What is Yoga? Yoga means “union”, derived from the Sanskrit root “yui” which means “to yoke” or “to join”. Yoga is a collection of spiritual practices designed to unite our body, mind and breath for self-realization. Yoga originated in India during the Vedic period, around 1500 BC.  At the end of the Vedas, around 800 BC a less dogmatic and more experiential approach came into being during the Upanishads. Classical Yoga, rooted in Samkhya philosophy, was codified in a text called The Yoga Sutras of Patanjali around 250 BC.  Only much later, during the rise of Tantra, more oriented, physical forms of Yoga developed.

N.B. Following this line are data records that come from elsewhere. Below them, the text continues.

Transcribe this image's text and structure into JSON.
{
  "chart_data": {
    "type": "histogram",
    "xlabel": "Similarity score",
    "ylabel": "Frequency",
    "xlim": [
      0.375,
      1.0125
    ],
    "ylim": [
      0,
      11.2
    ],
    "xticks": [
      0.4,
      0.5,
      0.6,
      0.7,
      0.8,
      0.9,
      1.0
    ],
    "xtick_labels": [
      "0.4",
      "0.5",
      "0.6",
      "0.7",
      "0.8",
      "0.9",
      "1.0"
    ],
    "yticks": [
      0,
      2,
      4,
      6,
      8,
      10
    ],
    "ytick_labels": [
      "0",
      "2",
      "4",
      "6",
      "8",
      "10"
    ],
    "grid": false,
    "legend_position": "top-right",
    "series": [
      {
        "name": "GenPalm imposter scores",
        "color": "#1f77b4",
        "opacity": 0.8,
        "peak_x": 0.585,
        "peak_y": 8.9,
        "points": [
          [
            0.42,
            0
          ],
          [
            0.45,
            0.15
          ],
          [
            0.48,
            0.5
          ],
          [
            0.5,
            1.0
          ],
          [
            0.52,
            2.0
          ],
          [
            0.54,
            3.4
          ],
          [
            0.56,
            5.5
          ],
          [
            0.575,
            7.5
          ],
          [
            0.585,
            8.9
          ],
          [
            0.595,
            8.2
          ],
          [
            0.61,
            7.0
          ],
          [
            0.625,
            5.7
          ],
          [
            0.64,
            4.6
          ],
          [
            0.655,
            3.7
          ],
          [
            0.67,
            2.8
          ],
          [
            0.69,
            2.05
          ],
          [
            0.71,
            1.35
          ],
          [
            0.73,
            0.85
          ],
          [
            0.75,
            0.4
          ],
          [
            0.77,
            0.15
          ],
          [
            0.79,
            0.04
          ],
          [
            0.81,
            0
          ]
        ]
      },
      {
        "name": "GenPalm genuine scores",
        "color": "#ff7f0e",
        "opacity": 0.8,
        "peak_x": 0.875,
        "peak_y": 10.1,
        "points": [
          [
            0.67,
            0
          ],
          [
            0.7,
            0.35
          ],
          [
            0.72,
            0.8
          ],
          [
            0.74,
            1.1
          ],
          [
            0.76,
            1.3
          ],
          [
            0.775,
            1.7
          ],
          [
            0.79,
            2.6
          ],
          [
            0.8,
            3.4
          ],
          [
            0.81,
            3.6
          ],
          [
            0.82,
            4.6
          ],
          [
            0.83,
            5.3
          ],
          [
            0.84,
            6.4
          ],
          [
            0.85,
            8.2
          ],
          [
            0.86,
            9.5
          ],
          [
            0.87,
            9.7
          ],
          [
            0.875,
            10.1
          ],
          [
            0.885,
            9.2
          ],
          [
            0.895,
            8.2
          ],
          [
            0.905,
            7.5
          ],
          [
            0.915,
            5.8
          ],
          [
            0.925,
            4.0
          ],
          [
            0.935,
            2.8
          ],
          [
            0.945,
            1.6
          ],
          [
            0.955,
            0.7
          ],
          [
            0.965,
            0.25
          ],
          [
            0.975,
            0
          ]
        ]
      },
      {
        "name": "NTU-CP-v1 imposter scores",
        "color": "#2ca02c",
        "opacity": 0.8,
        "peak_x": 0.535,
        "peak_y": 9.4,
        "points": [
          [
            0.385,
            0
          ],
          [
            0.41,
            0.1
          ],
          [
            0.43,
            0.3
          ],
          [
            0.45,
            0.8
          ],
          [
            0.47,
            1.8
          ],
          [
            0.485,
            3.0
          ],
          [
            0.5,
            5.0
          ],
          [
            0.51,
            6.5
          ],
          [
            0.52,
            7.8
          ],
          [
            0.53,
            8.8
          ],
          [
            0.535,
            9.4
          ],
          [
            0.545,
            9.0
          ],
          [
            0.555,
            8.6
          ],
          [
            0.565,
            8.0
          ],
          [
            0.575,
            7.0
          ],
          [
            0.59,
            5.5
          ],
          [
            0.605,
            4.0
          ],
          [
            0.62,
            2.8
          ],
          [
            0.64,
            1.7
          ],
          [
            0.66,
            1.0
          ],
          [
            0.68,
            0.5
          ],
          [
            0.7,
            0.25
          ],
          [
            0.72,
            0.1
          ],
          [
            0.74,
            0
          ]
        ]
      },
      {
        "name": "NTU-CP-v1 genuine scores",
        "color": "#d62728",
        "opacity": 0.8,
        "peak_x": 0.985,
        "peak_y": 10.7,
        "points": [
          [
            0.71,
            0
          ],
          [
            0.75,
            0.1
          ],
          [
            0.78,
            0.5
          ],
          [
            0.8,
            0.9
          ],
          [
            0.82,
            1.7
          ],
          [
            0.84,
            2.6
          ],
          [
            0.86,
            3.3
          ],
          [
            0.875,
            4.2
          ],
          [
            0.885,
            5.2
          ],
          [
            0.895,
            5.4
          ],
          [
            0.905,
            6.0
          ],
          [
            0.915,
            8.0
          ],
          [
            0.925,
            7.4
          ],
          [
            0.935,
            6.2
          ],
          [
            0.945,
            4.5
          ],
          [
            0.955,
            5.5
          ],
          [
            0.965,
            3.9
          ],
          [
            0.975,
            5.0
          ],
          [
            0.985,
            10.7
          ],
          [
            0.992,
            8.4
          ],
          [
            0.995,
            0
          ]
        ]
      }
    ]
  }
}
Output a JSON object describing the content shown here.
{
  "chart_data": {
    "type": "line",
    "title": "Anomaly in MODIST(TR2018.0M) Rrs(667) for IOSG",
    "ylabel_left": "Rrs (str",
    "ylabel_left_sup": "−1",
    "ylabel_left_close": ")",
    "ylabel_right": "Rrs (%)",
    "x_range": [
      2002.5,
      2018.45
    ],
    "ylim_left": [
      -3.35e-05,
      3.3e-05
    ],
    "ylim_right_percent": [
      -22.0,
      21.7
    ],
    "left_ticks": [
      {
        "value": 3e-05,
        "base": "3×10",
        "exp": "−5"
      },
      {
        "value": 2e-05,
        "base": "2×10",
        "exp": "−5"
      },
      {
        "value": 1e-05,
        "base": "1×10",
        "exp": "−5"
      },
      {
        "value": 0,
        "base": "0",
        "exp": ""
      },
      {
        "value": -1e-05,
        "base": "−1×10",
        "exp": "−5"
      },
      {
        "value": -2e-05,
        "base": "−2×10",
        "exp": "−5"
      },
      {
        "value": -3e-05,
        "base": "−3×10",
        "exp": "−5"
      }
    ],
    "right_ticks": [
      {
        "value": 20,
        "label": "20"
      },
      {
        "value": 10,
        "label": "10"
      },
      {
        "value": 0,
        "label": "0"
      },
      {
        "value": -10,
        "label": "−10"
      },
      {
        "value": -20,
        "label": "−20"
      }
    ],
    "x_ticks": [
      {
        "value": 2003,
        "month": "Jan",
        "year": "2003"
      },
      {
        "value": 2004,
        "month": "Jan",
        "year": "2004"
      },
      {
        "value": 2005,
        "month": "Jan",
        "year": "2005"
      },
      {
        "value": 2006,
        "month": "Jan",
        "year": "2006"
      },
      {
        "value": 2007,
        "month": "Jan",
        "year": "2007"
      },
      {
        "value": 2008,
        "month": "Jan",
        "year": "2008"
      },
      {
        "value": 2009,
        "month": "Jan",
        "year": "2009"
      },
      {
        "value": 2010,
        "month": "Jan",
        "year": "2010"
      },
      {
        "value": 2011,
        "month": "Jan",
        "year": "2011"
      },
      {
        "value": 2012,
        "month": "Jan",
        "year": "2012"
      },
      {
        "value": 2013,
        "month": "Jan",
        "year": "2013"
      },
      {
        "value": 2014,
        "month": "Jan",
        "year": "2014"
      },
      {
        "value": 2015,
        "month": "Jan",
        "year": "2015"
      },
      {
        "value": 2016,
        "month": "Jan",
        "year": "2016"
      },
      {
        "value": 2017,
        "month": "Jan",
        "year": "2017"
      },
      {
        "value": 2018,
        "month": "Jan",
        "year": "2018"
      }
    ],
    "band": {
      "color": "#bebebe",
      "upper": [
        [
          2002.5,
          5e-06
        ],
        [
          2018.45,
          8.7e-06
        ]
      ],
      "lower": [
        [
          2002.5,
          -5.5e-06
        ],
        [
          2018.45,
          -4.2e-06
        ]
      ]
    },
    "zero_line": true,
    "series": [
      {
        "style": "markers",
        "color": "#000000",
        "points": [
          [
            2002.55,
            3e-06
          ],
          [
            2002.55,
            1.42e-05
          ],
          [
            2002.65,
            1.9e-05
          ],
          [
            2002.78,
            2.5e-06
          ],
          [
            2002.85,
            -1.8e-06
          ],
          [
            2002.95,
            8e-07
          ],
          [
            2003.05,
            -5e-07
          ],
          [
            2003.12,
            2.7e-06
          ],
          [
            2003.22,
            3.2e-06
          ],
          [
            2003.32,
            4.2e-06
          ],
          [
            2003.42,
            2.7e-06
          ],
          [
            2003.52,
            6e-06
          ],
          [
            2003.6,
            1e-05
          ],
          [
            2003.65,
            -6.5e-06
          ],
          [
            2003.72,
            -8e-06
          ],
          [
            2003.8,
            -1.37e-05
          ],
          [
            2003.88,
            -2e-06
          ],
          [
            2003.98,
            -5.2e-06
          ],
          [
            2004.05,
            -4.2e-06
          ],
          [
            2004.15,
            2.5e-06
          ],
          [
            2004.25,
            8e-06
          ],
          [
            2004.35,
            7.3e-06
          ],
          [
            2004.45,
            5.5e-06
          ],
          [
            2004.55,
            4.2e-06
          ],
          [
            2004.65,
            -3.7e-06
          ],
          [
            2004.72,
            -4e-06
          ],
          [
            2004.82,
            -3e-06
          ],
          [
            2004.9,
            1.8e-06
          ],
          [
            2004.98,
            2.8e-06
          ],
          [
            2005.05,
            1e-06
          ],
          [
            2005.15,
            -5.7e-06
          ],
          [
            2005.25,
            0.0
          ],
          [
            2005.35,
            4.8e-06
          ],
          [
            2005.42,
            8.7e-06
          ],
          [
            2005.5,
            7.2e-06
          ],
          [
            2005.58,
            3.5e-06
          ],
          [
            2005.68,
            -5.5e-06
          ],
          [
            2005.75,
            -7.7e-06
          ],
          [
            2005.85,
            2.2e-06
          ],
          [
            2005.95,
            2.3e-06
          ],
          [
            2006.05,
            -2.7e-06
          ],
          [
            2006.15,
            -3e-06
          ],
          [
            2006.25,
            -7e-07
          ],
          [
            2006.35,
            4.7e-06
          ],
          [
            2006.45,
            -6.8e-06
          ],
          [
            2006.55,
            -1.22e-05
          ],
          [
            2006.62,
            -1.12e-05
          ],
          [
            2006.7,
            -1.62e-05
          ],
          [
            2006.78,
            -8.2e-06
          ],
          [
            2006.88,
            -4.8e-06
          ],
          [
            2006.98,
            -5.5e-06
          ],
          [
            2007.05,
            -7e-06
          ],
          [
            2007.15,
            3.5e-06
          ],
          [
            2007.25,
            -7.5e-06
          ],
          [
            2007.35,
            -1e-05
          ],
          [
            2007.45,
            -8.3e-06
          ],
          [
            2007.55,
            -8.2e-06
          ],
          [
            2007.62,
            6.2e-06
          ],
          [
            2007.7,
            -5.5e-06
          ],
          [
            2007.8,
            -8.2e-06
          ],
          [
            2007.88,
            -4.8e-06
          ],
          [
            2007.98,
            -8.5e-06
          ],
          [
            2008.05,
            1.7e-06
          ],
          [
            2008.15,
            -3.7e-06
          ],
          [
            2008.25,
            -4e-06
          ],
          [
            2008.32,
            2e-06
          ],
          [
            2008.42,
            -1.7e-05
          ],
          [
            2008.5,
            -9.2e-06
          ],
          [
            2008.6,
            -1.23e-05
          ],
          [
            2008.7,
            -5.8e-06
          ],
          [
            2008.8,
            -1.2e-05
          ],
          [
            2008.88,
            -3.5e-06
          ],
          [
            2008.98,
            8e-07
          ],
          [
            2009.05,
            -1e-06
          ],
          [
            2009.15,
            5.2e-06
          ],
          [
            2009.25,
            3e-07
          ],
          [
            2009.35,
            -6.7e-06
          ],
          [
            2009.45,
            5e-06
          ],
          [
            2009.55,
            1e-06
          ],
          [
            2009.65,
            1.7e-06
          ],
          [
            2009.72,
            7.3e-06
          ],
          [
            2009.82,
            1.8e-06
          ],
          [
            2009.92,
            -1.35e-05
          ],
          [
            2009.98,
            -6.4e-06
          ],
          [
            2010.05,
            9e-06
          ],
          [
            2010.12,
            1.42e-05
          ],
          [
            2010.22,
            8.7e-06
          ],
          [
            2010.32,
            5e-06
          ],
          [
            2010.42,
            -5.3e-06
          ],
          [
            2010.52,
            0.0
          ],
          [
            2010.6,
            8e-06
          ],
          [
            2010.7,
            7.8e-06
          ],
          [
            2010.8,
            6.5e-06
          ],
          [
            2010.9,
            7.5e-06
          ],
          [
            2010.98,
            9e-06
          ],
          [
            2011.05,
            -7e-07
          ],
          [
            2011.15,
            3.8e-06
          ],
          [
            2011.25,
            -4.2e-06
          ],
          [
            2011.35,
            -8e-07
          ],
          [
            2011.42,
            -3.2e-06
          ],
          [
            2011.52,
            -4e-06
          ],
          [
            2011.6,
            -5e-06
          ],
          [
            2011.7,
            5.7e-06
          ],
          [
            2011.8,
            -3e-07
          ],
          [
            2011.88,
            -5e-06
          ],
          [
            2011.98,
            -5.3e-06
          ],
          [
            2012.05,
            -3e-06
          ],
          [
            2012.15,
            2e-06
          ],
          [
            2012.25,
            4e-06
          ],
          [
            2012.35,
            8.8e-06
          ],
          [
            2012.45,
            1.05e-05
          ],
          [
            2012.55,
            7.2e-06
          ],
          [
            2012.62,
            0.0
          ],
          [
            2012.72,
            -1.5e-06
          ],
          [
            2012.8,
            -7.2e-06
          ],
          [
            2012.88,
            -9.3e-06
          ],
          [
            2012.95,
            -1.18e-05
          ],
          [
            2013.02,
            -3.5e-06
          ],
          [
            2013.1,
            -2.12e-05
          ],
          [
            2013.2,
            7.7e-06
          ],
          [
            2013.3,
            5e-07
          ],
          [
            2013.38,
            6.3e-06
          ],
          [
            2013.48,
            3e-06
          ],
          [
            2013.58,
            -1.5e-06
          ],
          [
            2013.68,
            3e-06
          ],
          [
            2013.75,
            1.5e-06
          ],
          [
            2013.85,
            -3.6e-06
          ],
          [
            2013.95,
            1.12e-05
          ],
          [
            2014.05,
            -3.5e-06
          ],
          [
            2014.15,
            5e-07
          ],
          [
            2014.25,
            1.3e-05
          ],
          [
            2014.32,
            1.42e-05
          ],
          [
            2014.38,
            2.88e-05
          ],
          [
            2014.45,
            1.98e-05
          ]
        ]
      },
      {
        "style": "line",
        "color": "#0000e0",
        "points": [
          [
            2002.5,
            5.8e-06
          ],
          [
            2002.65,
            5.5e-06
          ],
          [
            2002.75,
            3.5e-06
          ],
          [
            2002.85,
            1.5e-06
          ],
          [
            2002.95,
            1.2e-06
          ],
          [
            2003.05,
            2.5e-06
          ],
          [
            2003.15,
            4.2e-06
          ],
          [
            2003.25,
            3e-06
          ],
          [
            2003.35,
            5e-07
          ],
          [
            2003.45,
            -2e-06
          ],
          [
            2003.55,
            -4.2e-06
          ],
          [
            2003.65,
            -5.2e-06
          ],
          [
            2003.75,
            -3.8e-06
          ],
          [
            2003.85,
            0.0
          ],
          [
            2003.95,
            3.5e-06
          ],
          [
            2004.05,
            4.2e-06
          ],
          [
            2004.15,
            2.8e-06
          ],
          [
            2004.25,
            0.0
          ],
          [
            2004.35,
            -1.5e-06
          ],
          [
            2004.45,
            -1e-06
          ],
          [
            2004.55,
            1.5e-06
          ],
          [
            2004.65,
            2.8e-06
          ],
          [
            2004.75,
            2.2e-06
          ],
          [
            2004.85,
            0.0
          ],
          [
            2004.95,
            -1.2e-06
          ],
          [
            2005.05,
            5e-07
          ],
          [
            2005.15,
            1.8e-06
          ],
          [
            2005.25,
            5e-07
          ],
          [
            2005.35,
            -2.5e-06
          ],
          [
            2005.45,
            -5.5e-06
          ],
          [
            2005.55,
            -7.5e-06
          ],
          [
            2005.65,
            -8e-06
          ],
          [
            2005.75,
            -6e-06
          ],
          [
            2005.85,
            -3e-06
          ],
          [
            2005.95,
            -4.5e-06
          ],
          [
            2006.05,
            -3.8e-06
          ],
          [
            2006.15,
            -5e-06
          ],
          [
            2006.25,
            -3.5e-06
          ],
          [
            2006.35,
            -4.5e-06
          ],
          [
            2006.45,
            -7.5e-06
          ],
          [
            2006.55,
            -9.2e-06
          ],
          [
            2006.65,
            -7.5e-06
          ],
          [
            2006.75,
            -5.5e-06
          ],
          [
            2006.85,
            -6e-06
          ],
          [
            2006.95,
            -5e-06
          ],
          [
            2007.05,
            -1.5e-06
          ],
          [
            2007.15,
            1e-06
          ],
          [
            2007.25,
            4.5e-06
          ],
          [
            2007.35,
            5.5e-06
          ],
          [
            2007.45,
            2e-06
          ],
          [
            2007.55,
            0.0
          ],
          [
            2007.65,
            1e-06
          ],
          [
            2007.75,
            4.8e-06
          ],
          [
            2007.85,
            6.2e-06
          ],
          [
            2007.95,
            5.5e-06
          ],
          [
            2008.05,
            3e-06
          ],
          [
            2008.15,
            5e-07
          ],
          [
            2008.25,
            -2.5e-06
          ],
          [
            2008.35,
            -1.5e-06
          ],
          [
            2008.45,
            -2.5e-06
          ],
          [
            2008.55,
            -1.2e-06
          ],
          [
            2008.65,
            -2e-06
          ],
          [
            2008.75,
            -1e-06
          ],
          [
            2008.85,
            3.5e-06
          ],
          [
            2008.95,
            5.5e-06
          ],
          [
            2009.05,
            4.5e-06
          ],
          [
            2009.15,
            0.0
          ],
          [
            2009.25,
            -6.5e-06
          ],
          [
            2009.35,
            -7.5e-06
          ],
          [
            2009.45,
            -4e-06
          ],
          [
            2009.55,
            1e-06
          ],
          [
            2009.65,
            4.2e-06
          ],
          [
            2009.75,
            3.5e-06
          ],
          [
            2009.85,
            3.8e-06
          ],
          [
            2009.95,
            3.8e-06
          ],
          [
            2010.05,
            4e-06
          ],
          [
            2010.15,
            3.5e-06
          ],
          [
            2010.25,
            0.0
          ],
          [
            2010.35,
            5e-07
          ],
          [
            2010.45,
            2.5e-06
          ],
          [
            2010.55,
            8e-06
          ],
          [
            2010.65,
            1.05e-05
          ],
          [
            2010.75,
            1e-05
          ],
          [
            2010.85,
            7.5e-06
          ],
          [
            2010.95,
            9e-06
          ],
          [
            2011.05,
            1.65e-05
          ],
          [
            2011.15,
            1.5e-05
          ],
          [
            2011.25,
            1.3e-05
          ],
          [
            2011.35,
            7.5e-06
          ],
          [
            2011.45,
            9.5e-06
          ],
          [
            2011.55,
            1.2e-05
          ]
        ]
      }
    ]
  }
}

There are many different Yoga paths to “union”, but the one most popular in the West today is “Hatha” Yoga, which involves physical exercises, breathing techniques and meditation to cultivate vitality of body, and clarity of mind. All physical Yoga styles from Iyengar, Ashtanga, Vinyasa to Yin, Jivamukti, Synergy, etc are forms of Hatha Yoga. Ha refers to ”sun” & ”high pressure”, and Tha refers to ”moon” & ”low pressure.” Hatha Yoga  is “the union of sun / high pressure and moon / low pressure”, the union of opposite hemispheres of the brain, opposite sides of the body, and so on. Yoga inspires balance, integration and oneness.

The benefits of physical Yoga exercises include increased strength and flexibility, relaxation, and physiologically improves the circulation of energy, vital substances and information through the body. Hatha Yoga stimulates circulation by creating regions of differential pressure throughout the body for optimal energy flow. Our Yoga practice starts by removing obstacles in the body, mind and breath, to untie the knots that bind us, in order to unite all aspects of our self.

The ultimate purpose of Yoga is the union of individual consciousness (prakriti / physical form) with universal consciousness (purusha / infinite formlessness), reflected in a blissful state of being called “samadhi” or oneness. In Sutra 1.2 Patanjali defines Yoga : “Yoga is the stilling of the fluctuations of the mind”.  When our mind stops to identify with external forms, and turns inward to realize the self as infinite life-force, not separate, but in fact one with every living being, then there is a peaceful feeling of of union, or Yoga.